Modeling new entry point security in the Application Explorer
The pattern for modeling security resembles the pattern for modeling security with privileges on an entry point. To model security, follow these steps.
- Create a new privilege.
- Create new data entity permissions.
- Set the Name to Data Entity.
- Select the Access Level.
- Select Integration Mode (All > Data Services > Data Management). This is specific to Object Type: Data Entity.
- All – Applies same security settings to be applied to both OData and data import/export.
- Data Management – Applies only to data import/export and connector integration.
- Data Services – Only applies to OData Services.
The Table Protection Framework (TPF) enables strict access control to data that is stored in Finance and Operations. This feature is exposed through the AOSAuthorization property on tables and table fields. If you mark a table or field by using AOSAuthorization, the security framework now requires that a user be granted explicit access to that resource. This requirement also applies when the table or field is accessed through data entities. This section describes the guidelines for granting TPF permissions for data entities.
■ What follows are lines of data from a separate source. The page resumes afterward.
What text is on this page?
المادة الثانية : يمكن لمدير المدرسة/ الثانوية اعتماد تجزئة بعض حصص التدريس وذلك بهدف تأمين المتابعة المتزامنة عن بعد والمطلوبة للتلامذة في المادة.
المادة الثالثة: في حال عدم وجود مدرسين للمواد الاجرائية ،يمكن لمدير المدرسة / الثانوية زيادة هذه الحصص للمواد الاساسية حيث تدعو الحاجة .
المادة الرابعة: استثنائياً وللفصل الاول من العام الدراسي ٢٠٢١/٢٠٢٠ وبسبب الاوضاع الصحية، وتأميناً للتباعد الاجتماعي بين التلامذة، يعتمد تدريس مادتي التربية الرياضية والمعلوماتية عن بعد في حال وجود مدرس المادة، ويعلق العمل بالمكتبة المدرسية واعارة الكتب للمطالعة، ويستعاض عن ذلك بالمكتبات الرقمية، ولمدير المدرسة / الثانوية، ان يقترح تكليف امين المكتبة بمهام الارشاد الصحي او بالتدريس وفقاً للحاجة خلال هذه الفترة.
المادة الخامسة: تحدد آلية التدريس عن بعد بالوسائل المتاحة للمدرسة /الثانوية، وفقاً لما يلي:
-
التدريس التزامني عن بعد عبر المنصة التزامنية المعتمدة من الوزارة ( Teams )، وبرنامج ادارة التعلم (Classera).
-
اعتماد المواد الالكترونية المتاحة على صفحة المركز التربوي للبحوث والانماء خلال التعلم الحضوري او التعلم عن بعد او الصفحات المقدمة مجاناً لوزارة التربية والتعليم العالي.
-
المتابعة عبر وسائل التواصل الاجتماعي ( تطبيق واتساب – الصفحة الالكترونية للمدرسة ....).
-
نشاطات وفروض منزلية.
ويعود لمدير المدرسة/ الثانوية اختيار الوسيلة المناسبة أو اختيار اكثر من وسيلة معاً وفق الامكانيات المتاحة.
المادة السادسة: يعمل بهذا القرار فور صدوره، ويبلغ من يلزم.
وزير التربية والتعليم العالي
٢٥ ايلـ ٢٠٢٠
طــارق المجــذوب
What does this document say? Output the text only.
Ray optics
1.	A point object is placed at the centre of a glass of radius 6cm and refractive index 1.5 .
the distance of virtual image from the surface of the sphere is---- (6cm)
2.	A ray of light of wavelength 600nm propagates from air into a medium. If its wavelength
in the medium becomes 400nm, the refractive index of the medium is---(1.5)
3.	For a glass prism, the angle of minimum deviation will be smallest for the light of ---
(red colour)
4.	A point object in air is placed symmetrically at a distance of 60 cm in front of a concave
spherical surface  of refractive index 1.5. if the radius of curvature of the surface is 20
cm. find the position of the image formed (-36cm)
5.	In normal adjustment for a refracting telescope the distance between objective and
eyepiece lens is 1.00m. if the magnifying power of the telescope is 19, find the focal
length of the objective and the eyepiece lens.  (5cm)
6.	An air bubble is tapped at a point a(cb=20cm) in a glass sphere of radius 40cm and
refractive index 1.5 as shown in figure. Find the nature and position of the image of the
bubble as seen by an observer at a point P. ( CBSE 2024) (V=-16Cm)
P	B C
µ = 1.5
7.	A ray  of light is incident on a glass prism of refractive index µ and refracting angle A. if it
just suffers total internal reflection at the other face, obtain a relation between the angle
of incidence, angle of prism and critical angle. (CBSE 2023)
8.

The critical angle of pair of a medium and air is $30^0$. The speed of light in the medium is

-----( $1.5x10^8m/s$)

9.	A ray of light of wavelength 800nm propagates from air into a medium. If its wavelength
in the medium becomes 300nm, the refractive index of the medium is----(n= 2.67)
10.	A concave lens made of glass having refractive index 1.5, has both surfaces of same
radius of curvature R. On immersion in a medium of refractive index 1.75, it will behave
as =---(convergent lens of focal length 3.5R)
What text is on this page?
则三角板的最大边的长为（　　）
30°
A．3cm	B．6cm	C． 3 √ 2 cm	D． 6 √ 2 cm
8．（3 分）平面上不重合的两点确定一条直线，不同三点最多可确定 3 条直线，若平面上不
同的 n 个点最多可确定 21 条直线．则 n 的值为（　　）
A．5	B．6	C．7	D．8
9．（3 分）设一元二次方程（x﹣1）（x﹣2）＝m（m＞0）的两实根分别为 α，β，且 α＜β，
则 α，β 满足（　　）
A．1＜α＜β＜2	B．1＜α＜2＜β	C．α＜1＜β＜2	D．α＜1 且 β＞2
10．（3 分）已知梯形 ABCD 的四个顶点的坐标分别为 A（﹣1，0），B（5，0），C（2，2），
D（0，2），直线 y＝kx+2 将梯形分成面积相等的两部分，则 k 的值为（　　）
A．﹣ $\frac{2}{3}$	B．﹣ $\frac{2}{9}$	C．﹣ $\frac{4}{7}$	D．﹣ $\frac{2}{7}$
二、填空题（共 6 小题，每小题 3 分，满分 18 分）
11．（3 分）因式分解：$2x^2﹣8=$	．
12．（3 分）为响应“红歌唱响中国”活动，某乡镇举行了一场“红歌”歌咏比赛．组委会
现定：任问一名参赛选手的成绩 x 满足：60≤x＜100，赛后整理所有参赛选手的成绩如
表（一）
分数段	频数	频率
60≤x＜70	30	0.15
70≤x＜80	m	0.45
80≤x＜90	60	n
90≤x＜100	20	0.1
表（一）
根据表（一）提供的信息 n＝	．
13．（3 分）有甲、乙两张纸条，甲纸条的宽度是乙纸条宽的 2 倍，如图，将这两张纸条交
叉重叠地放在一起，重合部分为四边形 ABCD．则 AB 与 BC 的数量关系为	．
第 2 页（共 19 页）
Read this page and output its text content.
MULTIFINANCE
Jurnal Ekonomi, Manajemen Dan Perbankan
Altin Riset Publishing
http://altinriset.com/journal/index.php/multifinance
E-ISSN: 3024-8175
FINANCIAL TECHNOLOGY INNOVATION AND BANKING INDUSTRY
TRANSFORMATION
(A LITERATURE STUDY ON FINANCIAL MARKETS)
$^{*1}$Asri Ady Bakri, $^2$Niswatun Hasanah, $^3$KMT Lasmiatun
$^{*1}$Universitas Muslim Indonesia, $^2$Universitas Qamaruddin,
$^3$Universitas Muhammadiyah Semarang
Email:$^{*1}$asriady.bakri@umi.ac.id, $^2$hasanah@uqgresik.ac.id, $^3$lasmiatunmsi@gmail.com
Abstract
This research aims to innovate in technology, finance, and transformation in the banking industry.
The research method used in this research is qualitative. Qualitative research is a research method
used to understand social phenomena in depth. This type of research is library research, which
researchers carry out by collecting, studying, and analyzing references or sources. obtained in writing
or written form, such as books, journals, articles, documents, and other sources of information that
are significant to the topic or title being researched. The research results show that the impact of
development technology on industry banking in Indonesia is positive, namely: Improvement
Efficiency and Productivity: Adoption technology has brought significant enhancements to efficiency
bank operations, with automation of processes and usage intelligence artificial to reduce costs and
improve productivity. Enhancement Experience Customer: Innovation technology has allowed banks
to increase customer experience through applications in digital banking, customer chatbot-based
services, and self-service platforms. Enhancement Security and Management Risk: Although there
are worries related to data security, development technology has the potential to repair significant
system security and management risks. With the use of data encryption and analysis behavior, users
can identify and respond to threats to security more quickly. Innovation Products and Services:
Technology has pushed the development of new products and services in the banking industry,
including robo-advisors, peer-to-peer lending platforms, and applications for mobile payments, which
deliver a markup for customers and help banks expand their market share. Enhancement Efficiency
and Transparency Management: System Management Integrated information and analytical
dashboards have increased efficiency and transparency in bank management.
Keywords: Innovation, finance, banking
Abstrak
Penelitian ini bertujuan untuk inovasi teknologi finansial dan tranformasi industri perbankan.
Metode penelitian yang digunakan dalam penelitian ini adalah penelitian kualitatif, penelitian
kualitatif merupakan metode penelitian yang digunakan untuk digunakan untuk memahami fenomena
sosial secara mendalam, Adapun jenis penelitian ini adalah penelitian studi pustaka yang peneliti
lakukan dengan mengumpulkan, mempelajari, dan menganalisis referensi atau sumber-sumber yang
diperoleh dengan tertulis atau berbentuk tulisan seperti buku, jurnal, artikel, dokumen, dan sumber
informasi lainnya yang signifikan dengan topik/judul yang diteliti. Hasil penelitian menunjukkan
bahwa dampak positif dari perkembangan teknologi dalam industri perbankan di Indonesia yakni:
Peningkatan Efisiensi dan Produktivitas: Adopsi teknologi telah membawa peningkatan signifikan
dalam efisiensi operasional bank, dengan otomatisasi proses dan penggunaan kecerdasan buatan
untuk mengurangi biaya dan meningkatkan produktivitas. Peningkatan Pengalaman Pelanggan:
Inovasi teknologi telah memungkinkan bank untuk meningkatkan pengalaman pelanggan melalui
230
For data entities that are targeted at data migration, you should assign TPF permissions to the corresponding import/export privileges. In this way, you help guarantee that all data can be imported and exported.
Integration by using OData
For data entities that are targeted at integration scenarios, the TPF permissions that you should assign depend on whether the TPF-protected field is essential for the data entity as a whole to work:
- If the TPF-protected field is essential: An essential field is a field that will always be read/written. In this case, TPF permissions should be granted to the same privileges that grant access to the data entity.
- If the TPF-protected field isn’t essential: Examples of nonessential fields include the field for a worker’s Social Security number and the field for a vendor’s bank account number. In this case, TPF permissions for accessing the field should be granted through a separate privilege, and that privilege should be assigned directly to the roles that require access to the TPF-protected field. However, if the field is a mapped field on the entity, that access has probably already been granted to the role, if that role also has access to the field through pages in the Finance and Operations client UI.
There are several advantages to granting explicit access to TPF-protected fields that aren’t considered essential for the entity:
- You can more easily discover who has access to sensitive data.
- You help reduce the risk that someone will gain access to sensitive data by accident, because a role gains access only if you assign both a duty and a privilege to it.